Hi,
We are working on the Keystone 2 66AK2H12 evm to execute convolution of a 32x32 image on the DSP cores using OpenCL. We are storing the image and the mask in MSMC for better performance but the results are not as expected. We tried keeping the image and mask in the DDR to compare the performance, but the performance turned out to be similar. As per our understanding, keeping the image and mask in the MSMC should improve the time for access and hence the performance.

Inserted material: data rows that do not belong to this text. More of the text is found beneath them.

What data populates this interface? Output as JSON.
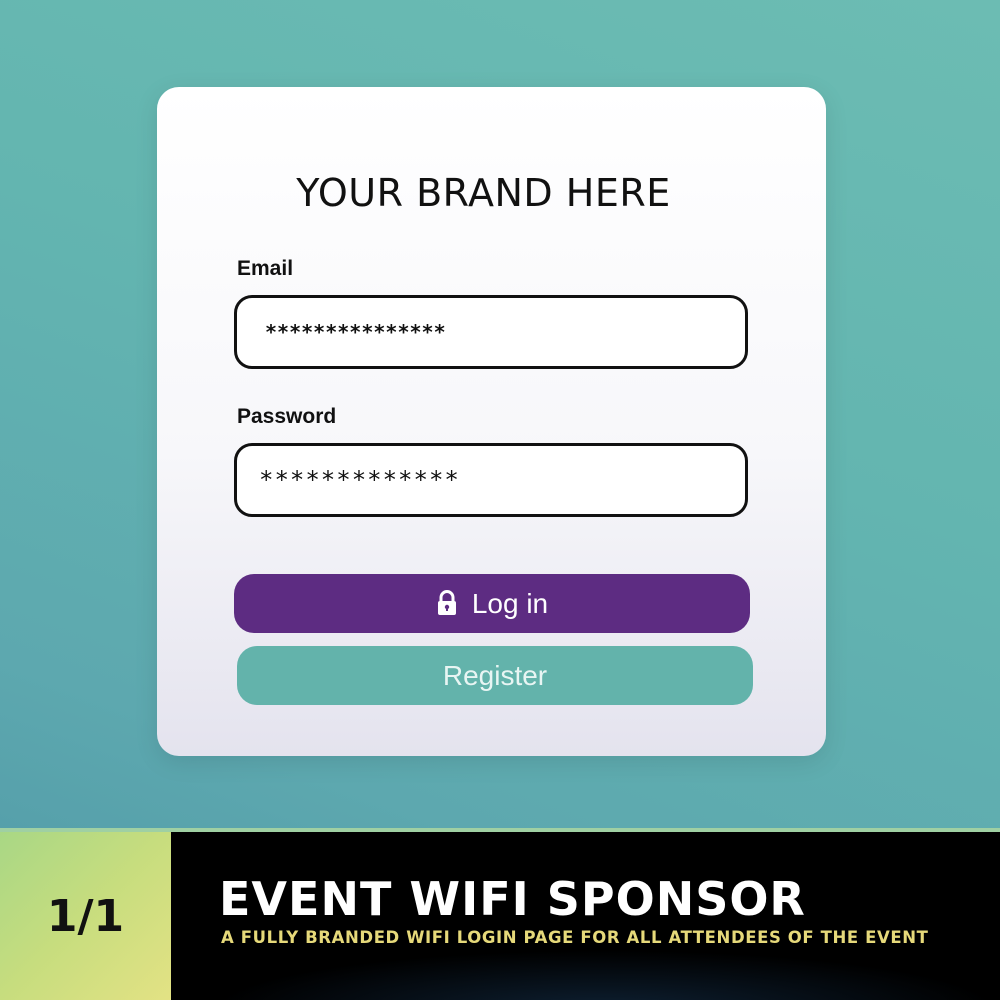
{
  "card": {
    "brand": "YOUR BRAND HERE",
    "email_label": "Email",
    "email_value": "***************",
    "password_label": "Password",
    "password_value": "*************",
    "login_button": "Log in",
    "login_icon": "lock-icon",
    "register_button": "Register"
  },
  "banner": {
    "counter": "1/1",
    "title": "EVENT WIFI SPONSOR",
    "subtitle": "A FULLY BRANDED WIFI LOGIN PAGE FOR ALL ATTENDEES OF THE EVENT"
  },
  "colors": {
    "background": "#63b5b0",
    "login_button": "#5d2c82",
    "register_button": "#63b3ab",
    "banner_background": "#000000",
    "subtitle_text": "#e6d97a",
    "counter_background": "#c7dd7e"
  }
}
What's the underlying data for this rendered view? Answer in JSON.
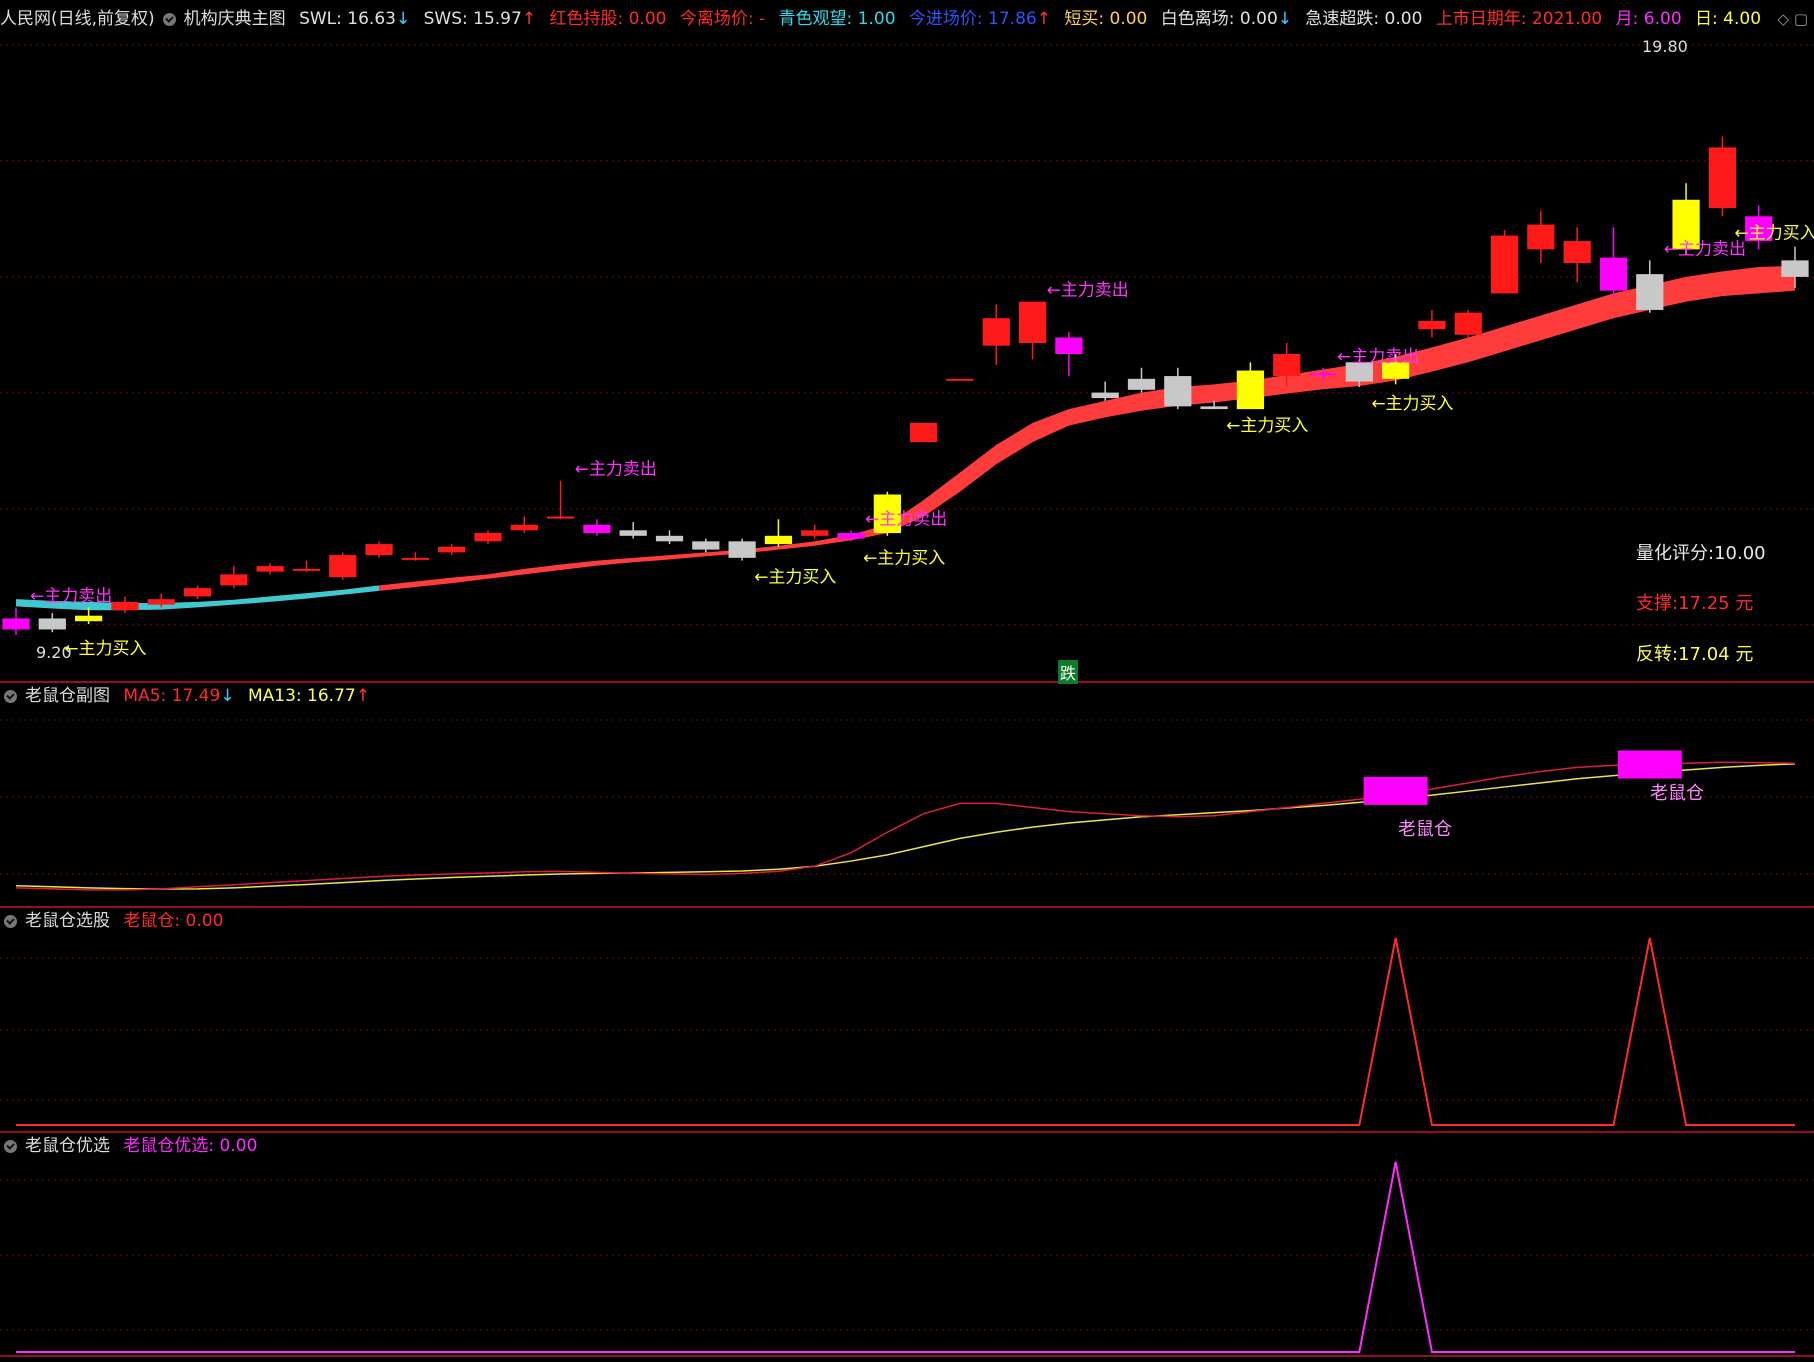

We use the following instructions to create space in the MSMC for the image, mask and output:
Output = clCreateBuffer(context, CL_MEM_READ_WRITE | CL_MEM_USE_MSMC_TI, mem_size_A, NULL, &err);
Image = clCreateBuffer(context, CL_MEM_READ_WRITE | CL_MEM_COPY_HOST_PTR | CL_MEM_USE_MSMC_TI, mem_size_A, h_A, &err);
Mask = clCreateBuffer(context, CL_MEM_READ_WRITE | CL_MEM_COPY_HOST_PTR | CL_MEM_USE_MSMC_TI, mem_size_B, h_B, &err);
The timing we got for the execution is as follows:
execution time with CL_MEM_USE_MSMC_TI = 338 microseconds
execution time without CL_MEM_USE_MSMC_TI = 329 microseconds
Is there anything extra we need to do for creating the MSMC buffer space? Also can you give us more suggestions on improving the performance?
Thanks,
Faizan